Wulff-Nachfolger: Kubicki: "Joachim Gauck wäre der richtige Kandidat"
Wolfgang Kubicki ist FDP-Spitzenkandidat in Schleswig-Holstein. Er spricht im Interview mit Tagesspiegel Online über einen Nachfolger Wulffs, die Fehler des zurückgetretenen Bundespräsidenten und die Versäumnisse der Kanzlerin.
Herr Kubicki, ist die Entscheidung von Christian Wulff zurückzutreten richtig?
Das ist nur konsequent, denn einen Bundespräsidenten, der in ein Strafermittlungsverfahren verstrickt ist, kann sich Deutschland nicht leisten..
Kam der Schritt von Wulff zu spät?
Es wäre auf jeden Fall besser gewesen, wenn es gar nicht erst soweit gekommen wäre. Er selbst hätte sich, seiner Familie und auch dem Amt einen großen Gefallen getan, wenn er diese Entscheidung schon am Ende des vergangenen Jahres getroffen hätte und nicht erstmal seinen Pressesprecher Olaf Glaeseker vorgeschickt hätte.
Hat Angela Merkel zu lang an ihm festgehalten?

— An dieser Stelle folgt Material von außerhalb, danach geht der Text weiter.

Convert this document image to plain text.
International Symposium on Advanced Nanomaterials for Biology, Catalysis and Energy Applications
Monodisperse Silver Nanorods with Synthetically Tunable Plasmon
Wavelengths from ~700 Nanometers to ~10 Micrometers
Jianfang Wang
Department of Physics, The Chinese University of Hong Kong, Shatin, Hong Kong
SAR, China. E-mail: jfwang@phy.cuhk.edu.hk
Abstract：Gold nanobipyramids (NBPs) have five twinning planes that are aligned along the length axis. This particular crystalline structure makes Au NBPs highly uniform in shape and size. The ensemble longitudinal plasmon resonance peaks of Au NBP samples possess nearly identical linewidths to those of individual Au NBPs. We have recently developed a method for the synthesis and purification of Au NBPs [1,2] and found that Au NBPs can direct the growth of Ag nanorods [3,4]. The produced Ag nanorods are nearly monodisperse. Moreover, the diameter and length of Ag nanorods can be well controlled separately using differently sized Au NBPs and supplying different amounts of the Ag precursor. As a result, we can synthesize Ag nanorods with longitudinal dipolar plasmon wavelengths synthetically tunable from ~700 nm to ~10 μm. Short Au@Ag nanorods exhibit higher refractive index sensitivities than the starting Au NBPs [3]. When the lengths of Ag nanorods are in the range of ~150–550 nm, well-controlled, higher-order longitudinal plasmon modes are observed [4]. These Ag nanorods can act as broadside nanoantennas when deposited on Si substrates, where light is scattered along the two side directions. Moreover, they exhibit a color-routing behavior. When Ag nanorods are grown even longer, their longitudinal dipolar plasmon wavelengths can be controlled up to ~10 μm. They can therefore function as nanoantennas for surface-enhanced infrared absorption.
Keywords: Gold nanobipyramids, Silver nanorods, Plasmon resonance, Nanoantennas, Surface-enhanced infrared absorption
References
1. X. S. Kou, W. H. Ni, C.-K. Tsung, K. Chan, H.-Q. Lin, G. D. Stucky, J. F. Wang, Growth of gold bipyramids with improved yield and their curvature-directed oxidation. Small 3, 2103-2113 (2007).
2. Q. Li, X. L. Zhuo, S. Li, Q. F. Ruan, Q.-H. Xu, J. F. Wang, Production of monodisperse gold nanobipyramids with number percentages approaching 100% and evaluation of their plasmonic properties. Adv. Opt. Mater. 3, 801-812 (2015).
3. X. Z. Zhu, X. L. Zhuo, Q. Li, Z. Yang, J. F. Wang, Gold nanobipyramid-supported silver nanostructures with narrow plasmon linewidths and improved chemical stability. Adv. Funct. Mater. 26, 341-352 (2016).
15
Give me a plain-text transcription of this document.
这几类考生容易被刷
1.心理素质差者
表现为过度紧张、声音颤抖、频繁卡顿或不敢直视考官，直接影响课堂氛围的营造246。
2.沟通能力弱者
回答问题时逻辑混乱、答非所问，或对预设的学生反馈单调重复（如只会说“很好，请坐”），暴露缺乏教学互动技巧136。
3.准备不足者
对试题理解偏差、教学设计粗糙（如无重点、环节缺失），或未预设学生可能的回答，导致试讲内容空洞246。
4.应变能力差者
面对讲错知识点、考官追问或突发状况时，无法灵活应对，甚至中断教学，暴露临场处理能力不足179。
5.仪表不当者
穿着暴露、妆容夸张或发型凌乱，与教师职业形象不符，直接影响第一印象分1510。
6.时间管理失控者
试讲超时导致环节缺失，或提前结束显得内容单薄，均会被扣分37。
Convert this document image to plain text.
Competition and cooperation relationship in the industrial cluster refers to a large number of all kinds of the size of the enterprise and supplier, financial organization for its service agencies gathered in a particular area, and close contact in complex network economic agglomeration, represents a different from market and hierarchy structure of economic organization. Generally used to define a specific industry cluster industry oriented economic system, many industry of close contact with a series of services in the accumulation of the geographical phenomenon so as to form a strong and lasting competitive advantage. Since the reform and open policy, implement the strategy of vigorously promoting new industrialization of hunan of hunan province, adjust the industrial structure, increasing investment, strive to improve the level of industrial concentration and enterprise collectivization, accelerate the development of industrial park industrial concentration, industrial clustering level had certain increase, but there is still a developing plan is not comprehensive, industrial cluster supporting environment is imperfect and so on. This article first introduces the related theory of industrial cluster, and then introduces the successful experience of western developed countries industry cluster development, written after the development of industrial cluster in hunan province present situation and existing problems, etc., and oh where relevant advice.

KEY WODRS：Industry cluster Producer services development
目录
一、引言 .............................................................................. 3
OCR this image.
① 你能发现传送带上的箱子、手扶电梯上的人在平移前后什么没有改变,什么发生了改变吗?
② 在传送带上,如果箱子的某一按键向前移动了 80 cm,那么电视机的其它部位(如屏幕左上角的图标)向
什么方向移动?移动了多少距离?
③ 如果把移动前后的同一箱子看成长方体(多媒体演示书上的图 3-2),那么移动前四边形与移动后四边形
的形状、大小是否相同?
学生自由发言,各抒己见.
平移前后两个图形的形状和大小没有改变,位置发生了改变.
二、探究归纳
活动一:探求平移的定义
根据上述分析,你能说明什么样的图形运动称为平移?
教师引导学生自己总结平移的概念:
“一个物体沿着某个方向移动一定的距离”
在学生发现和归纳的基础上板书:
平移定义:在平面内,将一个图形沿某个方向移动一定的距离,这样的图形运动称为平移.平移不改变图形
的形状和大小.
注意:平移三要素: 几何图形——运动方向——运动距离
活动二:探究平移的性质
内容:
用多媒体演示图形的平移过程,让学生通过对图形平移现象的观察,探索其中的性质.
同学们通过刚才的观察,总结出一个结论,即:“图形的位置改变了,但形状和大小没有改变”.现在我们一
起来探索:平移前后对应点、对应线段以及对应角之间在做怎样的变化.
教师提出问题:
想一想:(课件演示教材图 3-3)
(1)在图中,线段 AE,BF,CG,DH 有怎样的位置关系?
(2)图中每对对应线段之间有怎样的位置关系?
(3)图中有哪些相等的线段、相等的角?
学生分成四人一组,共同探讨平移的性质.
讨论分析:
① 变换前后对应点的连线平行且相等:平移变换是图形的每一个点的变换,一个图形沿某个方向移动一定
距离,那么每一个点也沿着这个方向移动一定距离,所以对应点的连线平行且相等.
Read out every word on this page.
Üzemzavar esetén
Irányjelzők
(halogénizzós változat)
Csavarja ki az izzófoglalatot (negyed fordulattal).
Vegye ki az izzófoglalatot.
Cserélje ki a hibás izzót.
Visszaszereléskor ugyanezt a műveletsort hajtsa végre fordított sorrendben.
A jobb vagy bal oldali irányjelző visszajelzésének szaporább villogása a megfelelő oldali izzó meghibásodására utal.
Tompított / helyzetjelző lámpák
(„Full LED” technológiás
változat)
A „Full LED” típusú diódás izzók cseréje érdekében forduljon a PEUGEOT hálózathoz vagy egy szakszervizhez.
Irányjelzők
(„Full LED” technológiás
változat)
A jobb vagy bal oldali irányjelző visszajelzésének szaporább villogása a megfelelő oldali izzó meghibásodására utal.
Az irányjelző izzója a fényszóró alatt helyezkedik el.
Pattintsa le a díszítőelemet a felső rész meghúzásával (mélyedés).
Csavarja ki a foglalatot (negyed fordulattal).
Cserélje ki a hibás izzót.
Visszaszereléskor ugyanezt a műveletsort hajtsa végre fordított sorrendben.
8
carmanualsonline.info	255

Sie konnte ihn nicht zum Rücktritt auffordern, und damit blieb ihr wohl nichts anderes übrig als sich zurückzuhalten. Aber ich hätte mir auch da gewünscht, wenn sie am Ende des Jahres das Gespräch mit Christian Wulff gesucht hätte, um ihn zu überzeugen, dass es besser für ihn, seine Familie und das Amt wäre, wenn er zurückträte.
Wie geht es jetzt weiter? Haben Sie einen Nachfolger im Auge?
Es geht jetzt darum, nicht den Eindruck entstehen zu lassen, dass um Posten geschachert wird. Wir brauchen jemanden, der Vertrauen gewinnt und die Menschen wieder an das Amt des Bundespräsidenten heranführen kann.
Wer soll das sein?
Joachim Gauck wäre so ein Kandidat. Er hatte auch vor zwei Jahren schon sehr stark in das Lager der Koalition hinein gestrahlt. Er ist eine beeindruckende Persönlichkeit und könnte rasch Vertrauen zurückgewinnen. Ich hätte kein Problem damit, ihn zu wählen. Die Frage ist nur, ob er will.
Und wenn nicht? Sehen Sie Alternativen?
Im Moment nicht. Es darf jetzt auf keinen Fall eine Verlegenheitslösung geben, die den Reputationsverlust des Amtes weiter verstärken würde. Über das Wochenende müssen wir einen Kandidaten finden.
War Wulff eine Verlegenheitslösung?
Nein. Wir waren alle der Auffassung, dass er für das Amt geeignet ist. Nur konnte er die hohen Ansprüche, die er selbst erhoben hat, am Ende des Jahres nicht mehr erfüllen.
Wer könnte Wulff nachfolgen? Eine Bildergalerie:
Würden Sie auch einen Mann oder eine Frau mit SPD-Parteibuch wählen?
Es geht bei der Bundespräsidentenwahl nicht um Parteipolitik. Ich habe beispielsweise damals auch für Johannes Rau gestimmt. Es kommt darauf an, dass es jemand ist, der eine breite Mehrheit in der Bevölkerung hinter sich weiß - und wenn diese Person von der SPD wäre, hätte ich damit kein Problem.
Sind Sie froh, dass das Thema Wulff jetzt vorbei ist?
Und wie. Wir haben hier in Schleswig-Holstein Wahlkampf Wahlkampf und auf wirklich jeder Veranstaltung war spätestens die zweite Frage: "Wie halten Sie es denn mit dem Fall Wulff" - und das ging mir langsam wirklich auf die Nerven.
Wolfgang Kubicki ist Fraktionschef der Liberalen im schleswig-holsteinischen Landtag und Spitzenkandidat der Liberalen für die Landtagswahl am 6. Mai. Mit ihm sprach Christian Tretbar.